Giotto's Bell Tower (Campanile di Giotto)
Giotto’s bell tower is part of Florence's Duomo di Santa Maria del Fiore complex, which includes the cathedral, baptistery, dome, and crypt. Designed by Giotto in 1334, the Gothic tower is decorated in the same white, green, and pink marble that covers the adjacent Duomo. It’s divided into five distinct tiers decorated with arched windows, sculptural works from statues to bas-reliefs by della Robbia and Pisano, and geometric patterns of different colored stone.
Giotto’s bell tower is one of the most popular attractions in Florence, and booking a Duomo Complex tour that includes skip-the-line entrance to the tower, cathedral, and baptistery is essential to avoid long lines to enter. Many Florence sightseeing walking tours and shore excursions also visit highlights like the Uffizi, Accademia Gallery (Galleria dell'Accademia), and Piazzale Michelangelo.
Things to Know Before You Go
Giotto’s bell tower is a must for first-time visitors to Florence. Kids especially love the exhilarating climb and vertiginous view from the top of the tower.
There is a single skip-the-line ticket to enter all five parts of the Duomo complex—church, crypt, dome, bell tower, and baptistery—and the Museo dell'Opera. The ticket is good for 72 hours after the first use.

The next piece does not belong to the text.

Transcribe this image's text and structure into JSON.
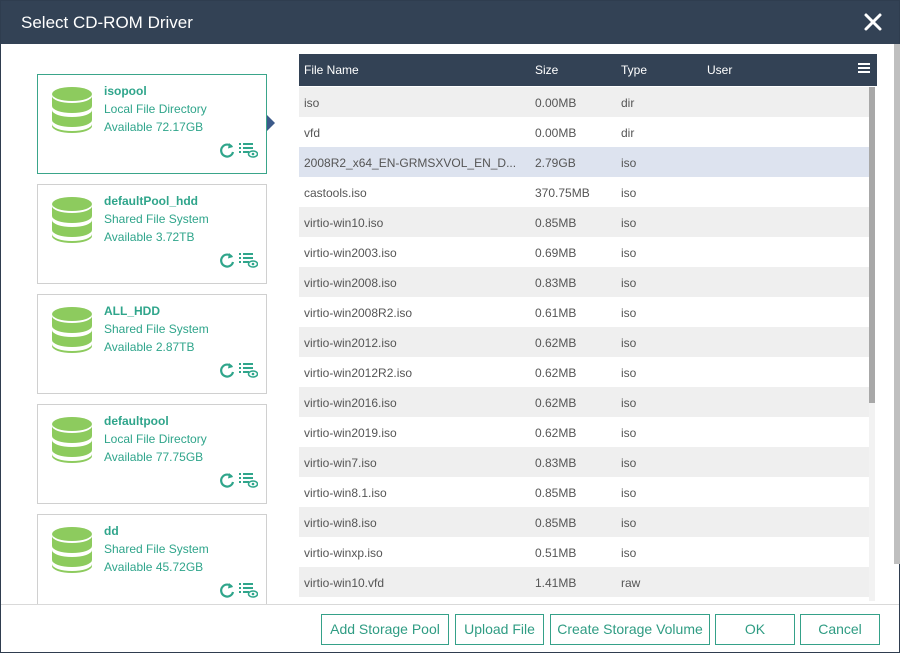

There is a lot of ground to cover in the Duomo complex, so be sure to wear comfortable shoes if taking a guided tour.
If you are also planning on visiting the church, choose clothing that covers your shoulders and legs.
There is no elevator to the top of the bell tower, so the climb is not recommended for those with heart problems, vertigo, or limited mobility.
How to Get There
Giotto’s bell tower is in the Piazza del Duomo, just a 5-minute walk from the Santa Maria Novella train station in the historic center of Florence.
When to Get There
The Duomo complex in Tuscany’s capital city of Florence is one of the most visited attractions in Italy and can be very crowded during the summer months. The best time to tour the bell tower and complex is from November to March, when the city sights are less overrun with tourists.
The Duomo’s Second Eagle-Eye View
Florence’s Duomo complex offers two sweeping views over Florence: one from the top of Giotto’s bell tower and the second from Brunelleschi’s dome, which sits atop the Duomo itself. An important feat of engineering and architecture, the dome was completed in 1436 and is one of the most recognized symbols of the city today.